Stevens Point - The rumor that David T. Spears, who was reported to have perished in a wreck at Rowlands, has visited his father at Stevens Point, is untrue. Mr. Spears was a brakeman on an Erie coal train, which was wrecked at Rowlands, Dec. 30. He was supposed to have been in the caboose at the time but nothing could be found in the ruins to prove that a human being had been burned. He was the only train hand missing and the case still remains a mystery. His father, Thomas Spears, who resides at Stevens Point, this county, states that he had neither been seen nor heard from and if he is alive the family has no knowledge of it.
Silver Lake - Neil [Cornelius] Giblin shot a wild cat in Lynche's woods. AND A party of 20 young people enjoyed a sleigh-ride to Brookdale, Friday night, to attend a dance in the Tingley Hall.
North Branch - Alva Johnson has traded farms with Orvel Ellsworth, at LeRaysville, and expects to move there the first of March.
West Auburn - James Yonnker, while cutting down a tree, met with an accident so serious as to necessitate the amputation of his leg about four or five inches below the knee. The tree, instead of falling as he expected, was fastened by wild grape vines to other trees at the top and swinging around crushed his leg between that and a sapling. He was immediately taken to Sayre where amputation was found necessary.

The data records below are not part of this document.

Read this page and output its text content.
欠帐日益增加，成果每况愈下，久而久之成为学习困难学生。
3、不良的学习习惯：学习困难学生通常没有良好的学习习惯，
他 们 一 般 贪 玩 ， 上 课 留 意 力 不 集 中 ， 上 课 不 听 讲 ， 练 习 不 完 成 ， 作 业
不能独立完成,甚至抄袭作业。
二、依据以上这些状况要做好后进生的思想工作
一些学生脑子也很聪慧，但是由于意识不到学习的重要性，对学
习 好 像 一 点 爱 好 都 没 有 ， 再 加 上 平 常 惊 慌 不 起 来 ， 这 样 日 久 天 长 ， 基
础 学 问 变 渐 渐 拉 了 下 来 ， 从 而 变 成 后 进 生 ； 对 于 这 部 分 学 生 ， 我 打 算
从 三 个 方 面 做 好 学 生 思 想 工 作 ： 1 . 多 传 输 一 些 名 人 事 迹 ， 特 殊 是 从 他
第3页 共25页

Gibson - Monday last a daughter, aged 6 years, of Mr. and Mrs. Frank Resseguie, who was seriously ill with diphtheria and who was afflicted with spasms, was, by her grandmother, Mrs. Emory Resseguie, given by mistake, a dose of carbolic acid. Death resulted in a short time. The child's grandmother is almost crazed with grief at the result of her error, although the physicians say that the child could not have survived, had not the poison been administered. The funeral occurred Thursday and was largely attended.
Pensions Granted - The following pensions have been granted through the agency of M.H. VanScoten, of Montrose: Original, Jacob E. Rice, of South Montrose, Company G, 13th Regiment P.I., for disabilities received in the Spanish-American War, $6 per month with back pay amounting to about $250. Elizabeth Bennett, widow of Miles Bennett, late of Stevensville, $12 a month; Edwin A. Leonard, of Cooperstown, N.Y., $14 a month; Isaac N. Corbin, of Apolacon, $8 a month; Thomas Conlon, of Flagstone, Pa., $14 a month; Chas. W. Stanton, of Rush, $24 a month; Joseph C. Shadduck, of Rushville, $17 a month; J.S. Rifenbury, of West Auburn, $10 a month; Wm. H. Fordham, of Carbondale, $14 a month.
Hallstead - Ernest Crabill, former pitcher for the Binghamton baseball nine, has arrived in Hallstead, accompanied by Mrs. Crabill, to take charge of the Baptist church for two months. The pulpit was left vacant by the death of the Rev. Mr. Watkins. Mr. Crabill is known as the "pitcher evangelist."
News Briefs: A nearby pastor preached on Sunday from the text: "Is the world growing better? It is. Right here in Susquehanna county it is not necessary to lock ice-houses in the winter. AND A domestic training school is to be opened in the hospital at Wilkes-Barre to teach young women the art of housework in all its branches. AND Mince pie was formerly called mutton pie, as mutton was used instead of beef in making it. The term mince was applied in derision by the Puritans, who refused to partake of it.